26 Oct, 2017

OPINIÓN | Milko Ibáñez: “Lima La Salvaje”

"Lo que no nos dirá este censo es la cantidad de salvajes que viven escondidos en la población, aquellos que usan una vivienda como madriguera"

Vino el Censo 2017 y dejó a su paso una vorágine de data aún no procesada, pero ya oleada y sacramentada, no se deja de escuchar en todo el Perú gente que habla de cifras, porcentajes, márgenes de error, estadística… hay una fiebre de números.

Lo que no nos dirá este censo es la cantidad de salvajes que viven escondidos en la población, aquellos que usan una vivienda como madriguera, sí, eso, una madriguera, en el significado de lugar retirado y escondido donde se oculta la gente de mal vivir.

Preferiría un censo que en vez de contarnos a todos, nos diga cuántos salvajes viven ocultos entre nosotros, porque a quién le importa que seamos un millón más o menos, si el comportamiento brutal y animal de muchos no los hace sujetos asimilados a la civilización, son parte de la barbarie.

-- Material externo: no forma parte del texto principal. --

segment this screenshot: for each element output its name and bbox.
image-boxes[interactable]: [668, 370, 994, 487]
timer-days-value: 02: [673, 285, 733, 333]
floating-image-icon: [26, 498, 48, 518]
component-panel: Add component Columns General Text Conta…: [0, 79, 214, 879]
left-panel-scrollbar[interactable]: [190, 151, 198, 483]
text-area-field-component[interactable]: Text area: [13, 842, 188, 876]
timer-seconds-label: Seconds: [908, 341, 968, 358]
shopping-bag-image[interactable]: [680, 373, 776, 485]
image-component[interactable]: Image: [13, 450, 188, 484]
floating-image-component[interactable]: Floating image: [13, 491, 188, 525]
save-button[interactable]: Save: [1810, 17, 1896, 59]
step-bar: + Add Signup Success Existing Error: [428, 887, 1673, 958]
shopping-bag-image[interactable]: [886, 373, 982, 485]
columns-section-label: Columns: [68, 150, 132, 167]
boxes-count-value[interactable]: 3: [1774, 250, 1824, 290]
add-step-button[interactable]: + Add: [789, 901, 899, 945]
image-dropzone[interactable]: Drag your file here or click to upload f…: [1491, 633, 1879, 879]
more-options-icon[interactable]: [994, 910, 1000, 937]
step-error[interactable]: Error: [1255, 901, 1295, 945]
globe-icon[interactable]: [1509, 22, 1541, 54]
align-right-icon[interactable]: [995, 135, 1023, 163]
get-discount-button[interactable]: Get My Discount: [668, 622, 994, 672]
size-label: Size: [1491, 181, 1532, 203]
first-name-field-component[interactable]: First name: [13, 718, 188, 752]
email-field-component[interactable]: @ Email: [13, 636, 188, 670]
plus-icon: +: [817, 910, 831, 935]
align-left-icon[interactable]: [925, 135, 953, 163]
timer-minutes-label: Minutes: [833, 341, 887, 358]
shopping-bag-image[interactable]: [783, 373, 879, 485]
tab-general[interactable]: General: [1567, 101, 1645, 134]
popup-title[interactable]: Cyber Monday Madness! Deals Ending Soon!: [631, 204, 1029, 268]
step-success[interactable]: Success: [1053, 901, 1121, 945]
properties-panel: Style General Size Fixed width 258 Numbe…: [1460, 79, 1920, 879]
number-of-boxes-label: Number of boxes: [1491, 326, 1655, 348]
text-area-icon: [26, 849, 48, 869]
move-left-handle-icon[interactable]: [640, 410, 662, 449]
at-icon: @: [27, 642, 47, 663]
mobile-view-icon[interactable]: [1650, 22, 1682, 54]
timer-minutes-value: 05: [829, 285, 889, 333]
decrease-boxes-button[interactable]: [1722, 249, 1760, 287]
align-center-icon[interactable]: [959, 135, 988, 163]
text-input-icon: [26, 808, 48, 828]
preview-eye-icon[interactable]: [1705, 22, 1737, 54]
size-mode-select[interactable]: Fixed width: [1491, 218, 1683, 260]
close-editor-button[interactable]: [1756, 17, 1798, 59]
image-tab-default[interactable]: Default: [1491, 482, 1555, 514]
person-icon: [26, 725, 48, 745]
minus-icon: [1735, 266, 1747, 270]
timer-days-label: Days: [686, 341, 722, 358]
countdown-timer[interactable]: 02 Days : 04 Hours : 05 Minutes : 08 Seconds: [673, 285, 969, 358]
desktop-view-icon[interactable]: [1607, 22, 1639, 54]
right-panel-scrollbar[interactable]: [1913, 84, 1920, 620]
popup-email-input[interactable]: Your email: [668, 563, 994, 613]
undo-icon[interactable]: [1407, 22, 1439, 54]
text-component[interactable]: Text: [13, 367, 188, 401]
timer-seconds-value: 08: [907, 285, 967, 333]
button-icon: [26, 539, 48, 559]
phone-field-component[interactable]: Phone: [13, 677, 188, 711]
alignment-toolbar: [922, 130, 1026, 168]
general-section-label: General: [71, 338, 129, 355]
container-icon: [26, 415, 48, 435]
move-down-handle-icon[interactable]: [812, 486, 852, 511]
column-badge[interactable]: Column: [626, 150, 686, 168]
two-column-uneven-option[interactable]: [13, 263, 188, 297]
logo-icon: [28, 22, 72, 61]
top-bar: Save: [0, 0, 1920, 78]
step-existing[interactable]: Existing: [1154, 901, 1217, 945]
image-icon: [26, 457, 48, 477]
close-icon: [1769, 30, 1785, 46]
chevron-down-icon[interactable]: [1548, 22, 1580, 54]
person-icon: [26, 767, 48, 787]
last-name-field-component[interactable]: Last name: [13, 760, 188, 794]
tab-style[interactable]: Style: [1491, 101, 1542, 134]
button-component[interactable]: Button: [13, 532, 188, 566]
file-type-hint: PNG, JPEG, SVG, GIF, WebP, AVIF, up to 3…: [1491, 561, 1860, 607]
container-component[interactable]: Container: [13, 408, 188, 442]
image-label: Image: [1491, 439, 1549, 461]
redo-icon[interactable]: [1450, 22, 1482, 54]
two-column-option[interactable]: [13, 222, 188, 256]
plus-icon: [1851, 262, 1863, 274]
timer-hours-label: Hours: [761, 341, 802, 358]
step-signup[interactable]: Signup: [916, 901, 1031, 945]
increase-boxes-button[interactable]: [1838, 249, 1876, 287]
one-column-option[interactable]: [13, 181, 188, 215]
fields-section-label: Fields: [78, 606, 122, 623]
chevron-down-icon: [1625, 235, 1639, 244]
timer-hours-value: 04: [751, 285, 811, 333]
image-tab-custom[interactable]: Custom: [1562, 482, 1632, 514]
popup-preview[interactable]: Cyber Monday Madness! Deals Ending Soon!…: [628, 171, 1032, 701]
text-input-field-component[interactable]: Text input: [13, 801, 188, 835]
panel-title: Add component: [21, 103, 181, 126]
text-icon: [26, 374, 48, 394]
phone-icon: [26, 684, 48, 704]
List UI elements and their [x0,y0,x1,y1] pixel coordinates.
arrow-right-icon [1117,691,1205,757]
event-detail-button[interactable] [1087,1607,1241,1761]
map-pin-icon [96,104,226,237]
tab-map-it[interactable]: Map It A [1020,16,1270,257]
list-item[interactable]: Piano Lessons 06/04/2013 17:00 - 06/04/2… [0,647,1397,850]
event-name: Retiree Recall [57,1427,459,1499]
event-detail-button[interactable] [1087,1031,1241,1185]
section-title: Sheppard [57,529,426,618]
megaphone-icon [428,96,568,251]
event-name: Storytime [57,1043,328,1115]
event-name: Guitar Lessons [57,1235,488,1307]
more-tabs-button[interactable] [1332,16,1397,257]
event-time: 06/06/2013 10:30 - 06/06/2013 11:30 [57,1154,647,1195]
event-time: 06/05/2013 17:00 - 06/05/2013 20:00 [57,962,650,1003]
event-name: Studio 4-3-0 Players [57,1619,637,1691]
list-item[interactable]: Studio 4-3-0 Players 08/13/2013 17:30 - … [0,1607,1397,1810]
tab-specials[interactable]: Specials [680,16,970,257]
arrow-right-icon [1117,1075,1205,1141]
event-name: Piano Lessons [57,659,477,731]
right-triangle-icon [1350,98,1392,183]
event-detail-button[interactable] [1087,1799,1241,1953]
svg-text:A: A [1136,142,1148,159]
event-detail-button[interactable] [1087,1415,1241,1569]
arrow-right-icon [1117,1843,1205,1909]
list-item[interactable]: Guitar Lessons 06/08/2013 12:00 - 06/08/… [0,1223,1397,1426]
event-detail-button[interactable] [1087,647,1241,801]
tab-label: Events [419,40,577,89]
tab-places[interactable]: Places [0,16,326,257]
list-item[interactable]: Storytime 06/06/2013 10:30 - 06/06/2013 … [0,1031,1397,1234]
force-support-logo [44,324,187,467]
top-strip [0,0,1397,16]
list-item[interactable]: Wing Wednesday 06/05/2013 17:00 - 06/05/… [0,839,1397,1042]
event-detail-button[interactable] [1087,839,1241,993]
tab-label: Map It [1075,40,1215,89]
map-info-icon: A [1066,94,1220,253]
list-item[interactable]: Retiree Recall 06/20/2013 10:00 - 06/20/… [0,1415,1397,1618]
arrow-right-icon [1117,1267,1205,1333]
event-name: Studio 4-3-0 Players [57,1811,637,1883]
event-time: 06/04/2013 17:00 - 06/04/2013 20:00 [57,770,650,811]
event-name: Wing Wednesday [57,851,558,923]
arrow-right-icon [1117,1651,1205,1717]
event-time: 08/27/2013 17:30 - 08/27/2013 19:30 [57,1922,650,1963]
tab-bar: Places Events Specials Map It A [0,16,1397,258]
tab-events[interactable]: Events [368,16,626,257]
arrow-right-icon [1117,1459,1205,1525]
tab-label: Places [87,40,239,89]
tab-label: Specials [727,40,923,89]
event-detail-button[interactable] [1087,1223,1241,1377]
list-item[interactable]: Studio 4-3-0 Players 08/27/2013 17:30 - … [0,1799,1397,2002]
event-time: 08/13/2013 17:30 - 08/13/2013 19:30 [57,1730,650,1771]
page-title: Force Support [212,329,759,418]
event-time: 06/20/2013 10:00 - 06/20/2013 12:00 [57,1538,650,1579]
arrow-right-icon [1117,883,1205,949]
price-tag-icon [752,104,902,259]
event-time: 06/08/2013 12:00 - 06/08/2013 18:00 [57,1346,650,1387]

Pero no crea usted que esta barbarie se alimenta solo de víctimas ultrajadas físicamente, sean estos hombres o mujeres, este comportamiento animal, salvaje, crece todos los días, pues tiene un alimento inacabable en la rabia que se genera día a día.

Esta cólera que contamina la vida civilizada crece sin parar cuando se ve a caminar por las calles a gente, ¿gente?, que a pesar de haber confesado sus crímenes camina como Pedro por su casa, cuando la impunidad y no la ley, es la regla.

Y esta furia no se genera solo en los crímenes que puede cometer un criminal como el de Villa El Salvador, la exasperación de la sociedad es enorme.

En una de las tantas imágenes que se generó este fin de semana, una señora pedía a gritos que le entregaran a este violador para hacer justicia, que ellos sí la harían, era Fuenteovejuna en el escenario del Censo 2017, Lima.